Eppure la stressa crisi che viviamo dovrebbe insegnarci che senza principi si va dritti alla perdizione.
Lo dicevano le vecchie nonne ai nipotini, potrebbe anche valere il disastrato mondo attuale.
Se poi pensate alla politica, viene spesso l’orticaria.
Gli scandali vagano per il pianeta e colpiscono anche le democrazie di maggiore prestigio.

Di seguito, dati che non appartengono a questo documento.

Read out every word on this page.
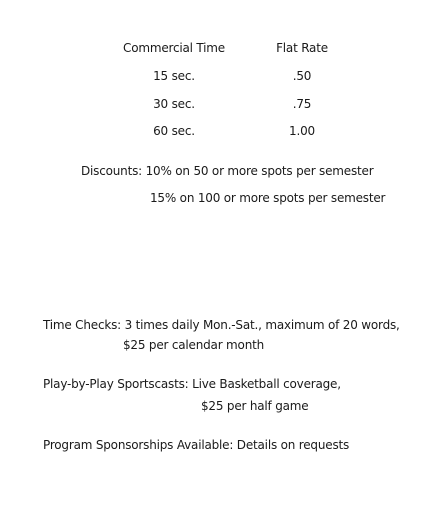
Commercial Time	Flat Rate
15 sec.	.50
30 sec.	.75
60 sec.	1.00
Discounts: 10% on 50 or more spots per semester
15% on 100 or more spots per semester
Time Checks: 3 times daily Mon.-Sat., maximum of 20 words,
$25 per calendar month
Play-by-Play Sportscasts: Live Basketball coverage,
$25 per half game
Program Sponsorships Available: Details on requests
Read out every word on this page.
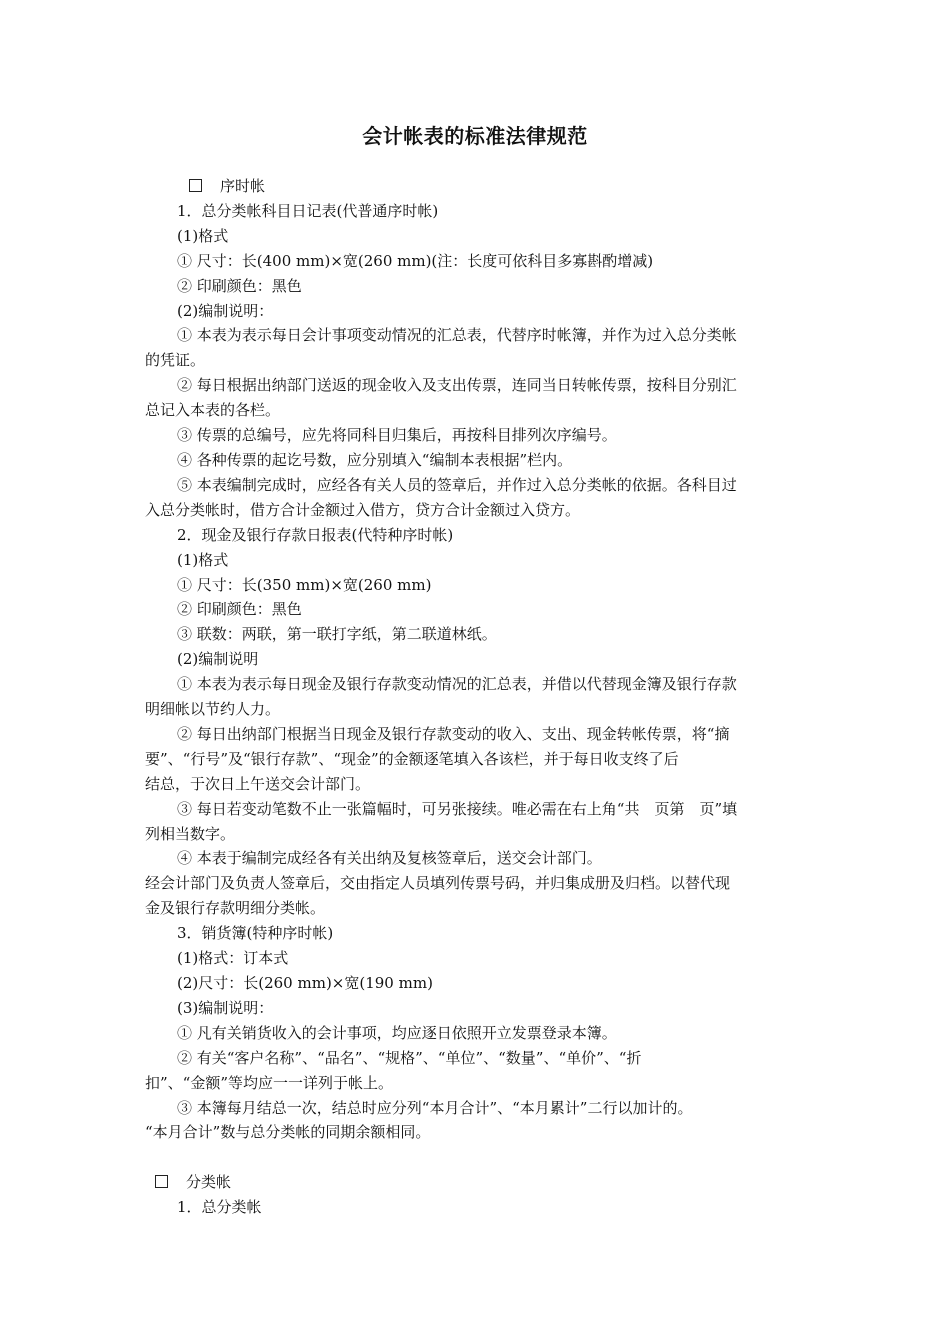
会计帐表的标准法律规范

序时帐

1．总分类帐科目日记表(代普通序时帐)

(1)格式

① 尺寸：长(400 mm)×宽(260 mm)(注：长度可依科目多寡斟酌增减)

② 印刷颜色：黑色

(2)编制说明：

① 本表为表示每日会计事项变动情况的汇总表，代替序时帐簿，并作为过入总分类帐

的凭证。

② 每日根据出纳部门送返的现金收入及支出传票，连同当日转帐传票，按科目分别汇

总记入本表的各栏。

③ 传票的总编号，应先将同科目归集后，再按科目排列次序编号。

④ 各种传票的起讫号数，应分别填入“编制本表根据”栏内。

⑤ 本表编制完成时，应经各有关人员的签章后，并作过入总分类帐的依据。各科目过

入总分类帐时，借方合计金额过入借方，贷方合计金额过入贷方。

2．现金及银行存款日报表(代特种序时帐)

(1)格式

① 尺寸：长(350 mm)×宽(260 mm)

② 印刷颜色：黑色

③ 联数：两联，第一联打字纸，第二联道林纸。

(2)编制说明

① 本表为表示每日现金及银行存款变动情况的汇总表，并借以代替现金簿及银行存款

明细帐以节约人力。

② 每日出纳部门根据当日现金及银行存款变动的收入、支出、现金转帐传票，将“摘

要”、“行号”及“银行存款”、“现金”的金额逐笔填入各该栏，并于每日收支终了后

结总，于次日上午送交会计部门。

③ 每日若变动笔数不止一张篇幅时，可另张接续。唯必需在右上角“共　页第　页”填

列相当数字。

④ 本表于编制完成经各有关出纳及复核签章后，送交会计部门。

经会计部门及负责人签章后，交由指定人员填列传票号码，并归集成册及归档。以替代现

金及银行存款明细分类帐。

3．销货簿(特种序时帐)

(1)格式：订本式

(2)尺寸：长(260 mm)×宽(190 mm)

(3)编制说明：

① 凡有关销货收入的会计事项，均应逐日依照开立发票登录本簿。

② 有关“客户名称”、“品名”、“规格”、“单位”、“数量”、“单价”、“折

扣”、“金额”等均应一一详列于帐上。

③ 本簿每月结总一次，结总时应分列“本月合计”、“本月累计”二行以加计的。

“本月合计”数与总分类帐的同期余额相同。

分类帐

1．总分类帐
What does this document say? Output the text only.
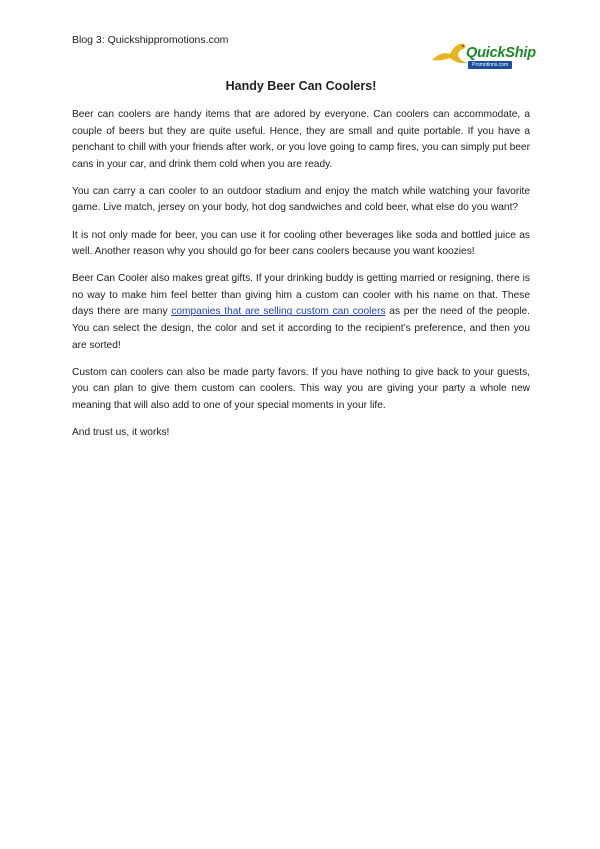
Blog 3: Quickshippromotions.com
QuickShip
Promotions.com
Handy Beer Can Coolers!

Beer can coolers are handy items that are adored by everyone. Can coolers can accommodate, a couple of beers but they are quite useful. Hence, they are small and quite portable. If you have a penchant to chill with your friends after work, or you love going to camp fires, you can simply put beer cans in your car, and drink them cold when you are ready.

You can carry a can cooler to an outdoor stadium and enjoy the match while watching your favorite game. Live match, jersey on your body, hot dog sandwiches and cold beer, what else do you want?

It is not only made for beer, you can use it for cooling other beverages like soda and bottled juice as well. Another reason why you should go for beer cans coolers because you want koozies!

Beer Can Cooler also makes great gifts. If your drinking buddy is getting married or resigning, there is no way to make him feel better than giving him a custom can cooler with his name on that. These days there are many companies that are selling custom can coolers as per the need of the people. You can select the design, the color and set it according to the recipient’s preference, and then you are sorted!

Custom can coolers can also be made party favors. If you have nothing to give back to your guests, you can plan to give them custom can coolers. This way you are giving your party a whole new meaning that will also add to one of your special moments in your life.

And trust us, it works!
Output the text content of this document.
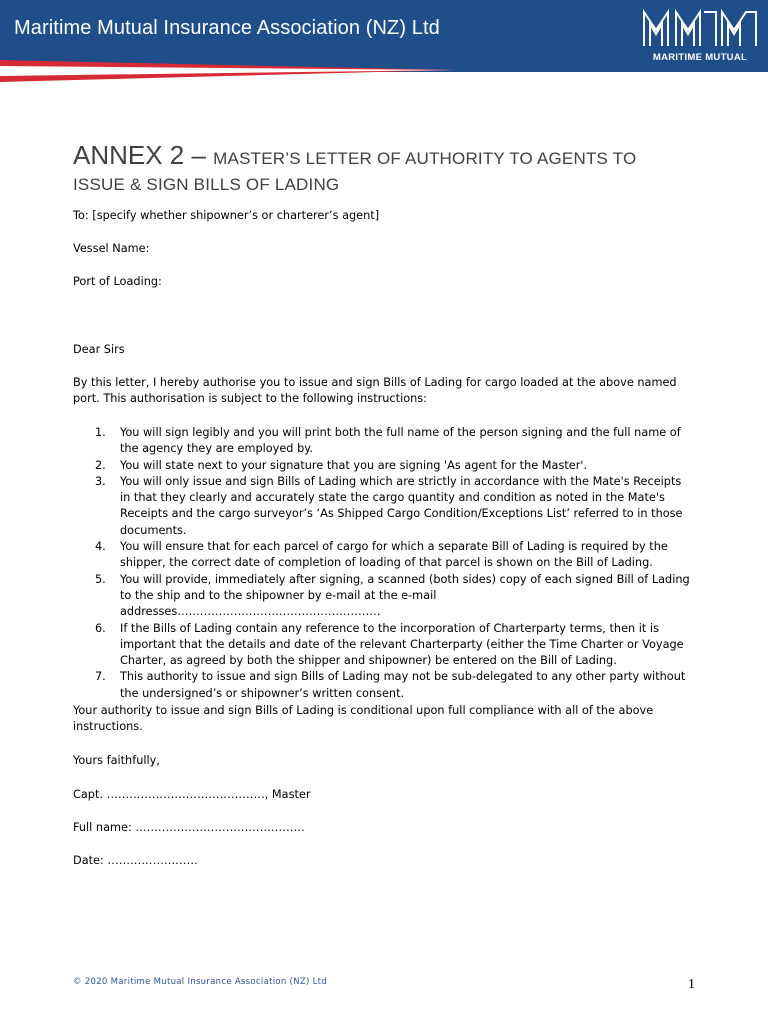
Maritime Mutual Insurance Association (NZ) Ltd
MARITIME MUTUAL
ANNEX 2 – MASTER’S LETTER OF AUTHORITY TO AGENTS TO
ISSUE & SIGN BILLS OF LADING
To: [specify whether shipowner’s or charterer’s agent]
Vessel Name:
Port of Loading:
Dear Sirs
By this letter, I hereby authorise you to issue and sign Bills of Lading for cargo loaded at the above named port. This authorisation is subject to the following instructions:
1. You will sign legibly and you will print both the full name of the person signing and the full name of the agency they are employed by.
2. You will state next to your signature that you are signing 'As agent for the Master'.
3. You will only issue and sign Bills of Lading which are strictly in accordance with the Mate's Receipts in that they clearly and accurately state the cargo quantity and condition as noted in the Mate's Receipts and the cargo surveyor’s ‘As Shipped Cargo Condition/Exceptions List’ referred to in those documents.
4. You will ensure that for each parcel of cargo for which a separate Bill of Lading is required by the shipper, the correct date of completion of loading of that parcel is shown on the Bill of Lading.
5. You will provide, immediately after signing, a scanned (both sides) copy of each signed Bill of Lading to the ship and to the shipowner by e-mail at the e-mail addresses………………………………………………
6. If the Bills of Lading contain any reference to the incorporation of Charterparty terms, then it is important that the details and date of the relevant Charterparty (either the Time Charter or Voyage Charter, as agreed by both the shipper and shipowner) be entered on the Bill of Lading.
7. This authority to issue and sign Bills of Lading may not be sub-delegated to any other party without the undersigned’s or shipowner’s written consent.
Your authority to issue and sign Bills of Lading is conditional upon full compliance with all of the above instructions.
Yours faithfully,
Capt. ……………………………………, Master
Full name: ………………………………………
Date: ……………………
© 2020 Maritime Mutual Insurance Association (NZ) Ltd	1
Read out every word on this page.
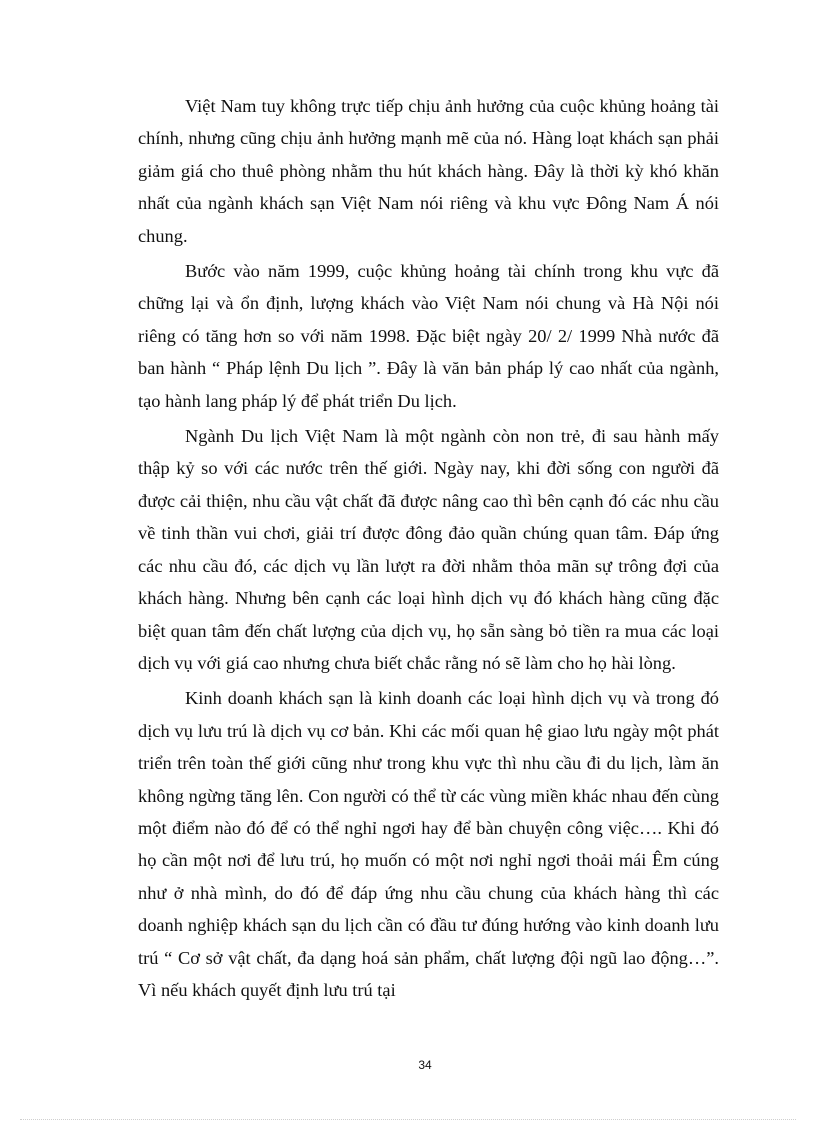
Việt Nam tuy không trực tiếp chịu ảnh hưởng của cuộc khủng hoảng tài chính, nhưng cũng chịu ảnh hưởng mạnh mẽ của nó. Hàng loạt khách sạn phải giảm giá cho thuê phòng nhằm thu hút khách hàng. Đây là thời kỳ khó khăn nhất của ngành khách sạn Việt Nam nói riêng và khu vực Đông Nam Á nói chung.

Bước vào năm 1999, cuộc khủng hoảng tài chính trong khu vực đã chững lại và ổn định, lượng khách vào Việt Nam nói chung và Hà Nội nói riêng có tăng hơn so với năm 1998. Đặc biệt ngày 20/ 2/ 1999 Nhà nước đã ban hành “ Pháp lệnh Du lịch ”. Đây là văn bản pháp lý cao nhất của ngành, tạo hành lang pháp lý để phát triển Du lịch.

Ngành Du lịch Việt Nam là một ngành còn non trẻ, đi sau hành mấy thập kỷ so với các nước trên thế giới. Ngày nay, khi đời sống con người đã được cải thiện, nhu cầu vật chất đã được nâng cao thì bên cạnh đó các nhu cầu về tinh thần vui chơi, giải trí được đông đảo quần chúng quan tâm. Đáp ứng các nhu cầu đó, các dịch vụ lần lượt ra đời nhằm thỏa mãn sự trông đợi của khách hàng. Nhưng bên cạnh các loại hình dịch vụ đó khách hàng cũng đặc biệt quan tâm đến chất lượng của dịch vụ, họ sẵn sàng bỏ tiền ra mua các loại dịch vụ với giá cao nhưng chưa biết chắc rằng nó sẽ làm cho họ hài lòng.

Kinh doanh khách sạn là kinh doanh các loại hình dịch vụ và trong đó dịch vụ lưu trú là dịch vụ cơ bản. Khi các mối quan hệ giao lưu ngày một phát triển trên toàn thế giới cũng như trong khu vực thì nhu cầu đi du lịch, làm ăn không ngừng tăng lên. Con người có thể từ các vùng miền khác nhau đến cùng một điểm nào đó để có thể nghỉ ngơi hay để bàn chuyện công việc…. Khi đó họ cần một nơi để lưu trú, họ muốn có một nơi nghỉ ngơi thoải mái Êm cúng như ở nhà mình, do đó để đáp ứng nhu cầu chung của khách hàng thì các doanh nghiệp khách sạn du lịch cần có đầu tư đúng hướng vào kinh doanh lưu trú “ Cơ sở vật chất, đa dạng hoá sản phẩm, chất lượng đội ngũ lao động…”. Vì nếu khách quyết định lưu trú tại

34
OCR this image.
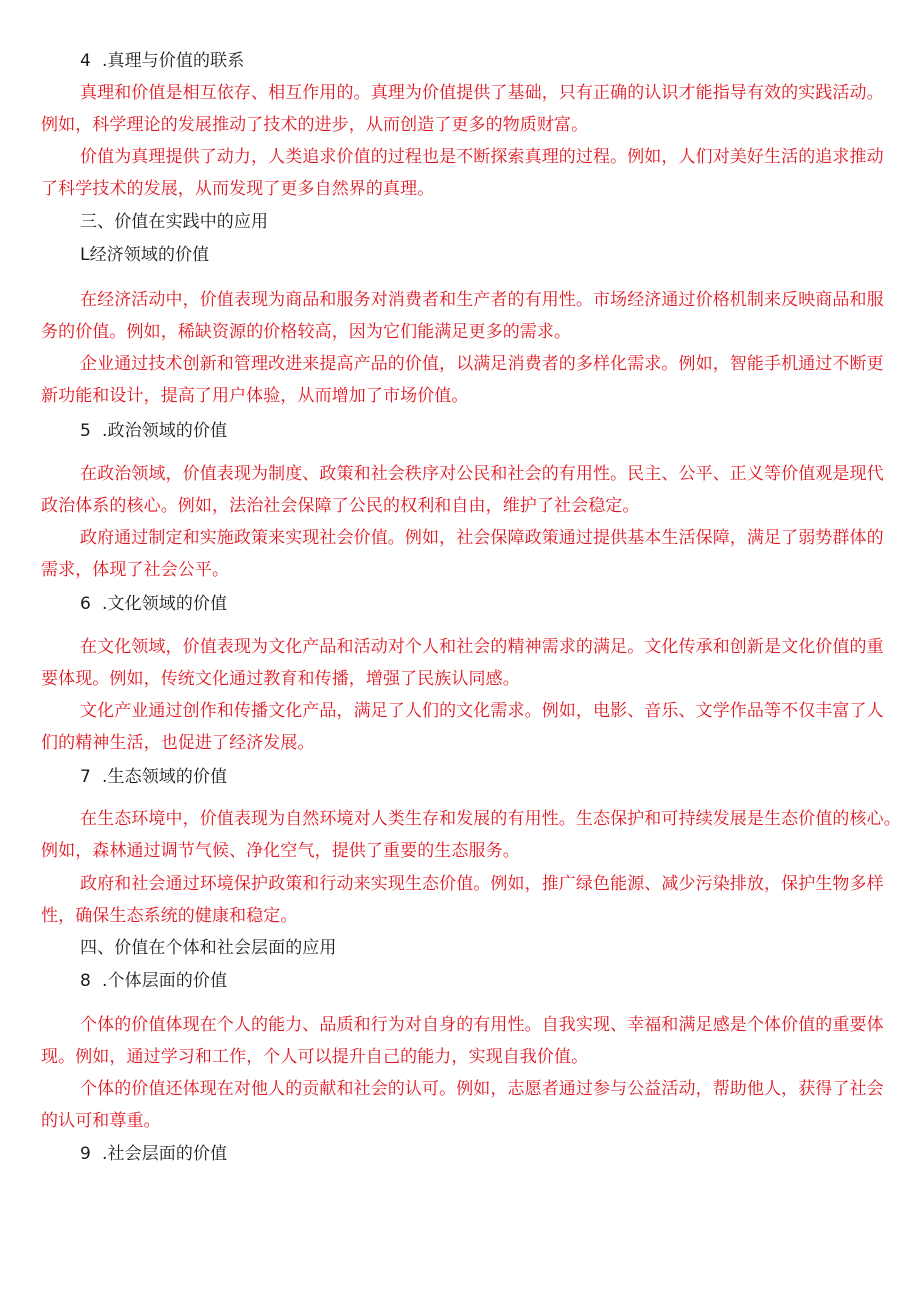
4 .真理与价值的联系
真理和价值是相互依存、相互作用的。真理为价值提供了基础，只有正确的认识才能指导有效的实践活动。
例如，科学理论的发展推动了技术的进步，从而创造了更多的物质财富。
价值为真理提供了动力，人类追求价值的过程也是不断探索真理的过程。例如，人们对美好生活的追求推动
了科学技术的发展，从而发现了更多自然界的真理。
三、价值在实践中的应用
L经济领域的价值
在经济活动中，价值表现为商品和服务对消费者和生产者的有用性。市场经济通过价格机制来反映商品和服
务的价值。例如，稀缺资源的价格较高，因为它们能满足更多的需求。
企业通过技术创新和管理改进来提高产品的价值，以满足消费者的多样化需求。例如，智能手机通过不断更
新功能和设计，提高了用户体验，从而增加了市场价值。
5 .政治领域的价值
在政治领域，价值表现为制度、政策和社会秩序对公民和社会的有用性。民主、公平、正义等价值观是现代
政治体系的核心。例如，法治社会保障了公民的权利和自由，维护了社会稳定。
政府通过制定和实施政策来实现社会价值。例如，社会保障政策通过提供基本生活保障，满足了弱势群体的
需求，体现了社会公平。
6 .文化领域的价值
在文化领域，价值表现为文化产品和活动对个人和社会的精神需求的满足。文化传承和创新是文化价值的重
要体现。例如，传统文化通过教育和传播，增强了民族认同感。
文化产业通过创作和传播文化产品，满足了人们的文化需求。例如，电影、音乐、文学作品等不仅丰富了人
们的精神生活，也促进了经济发展。
7 .生态领域的价值
在生态环境中，价值表现为自然环境对人类生存和发展的有用性。生态保护和可持续发展是生态价值的核心。
例如，森林通过调节气候、净化空气，提供了重要的生态服务。
政府和社会通过环境保护政策和行动来实现生态价值。例如，推广绿色能源、减少污染排放，保护生物多样
性，确保生态系统的健康和稳定。
四、价值在个体和社会层面的应用
8 .个体层面的价值
个体的价值体现在个人的能力、品质和行为对自身的有用性。自我实现、幸福和满足感是个体价值的重要体
现。例如，通过学习和工作，个人可以提升自己的能力，实现自我价值。
个体的价值还体现在对他人的贡献和社会的认可。例如，志愿者通过参与公益活动，帮助他人，获得了社会
的认可和尊重。
9 .社会层面的价值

I loro esiti, tuttavia, sono sempre nefasti e ne danno prova le brutte vicende che hanno squassato i mercati finanziari.
All’estero comunque si provvede e chi ha sbagliato paga.
Pensate agli Stati Uniti e alle pene inflitte ad alcuni immondi speculatori e pirati.
Da noi ci pensano le prescrizioni, le amnistie e gli sconti di pena da supermercato a far sì che i potenti maldestri trovino sempre un’autostrada per cavarsela a poco prezzo.
Addirittura certi reati, come il falso in bilancio, non esistono più.
E oggi arriva la splendida novità: la nuova legge sulle intercettazioni, che è un ottimo ausilio per chi vuole lucrare a sbaffo e fuori delle leggi in santa pace.
Se altri provvedono noi invece distruggiamo.
Intanto i cittadini se la spassano, come se far crescere la gramigna risultasse un beneficio per il futuro raccolto di grano.
Possibile che gli scandali Cirio, Parmalat e dei bond argentini non abbiano insegnato nulla?
E dove sono finiti quelli che lanciavano le monetine agli indagati e ai condannati di Tangentopoli?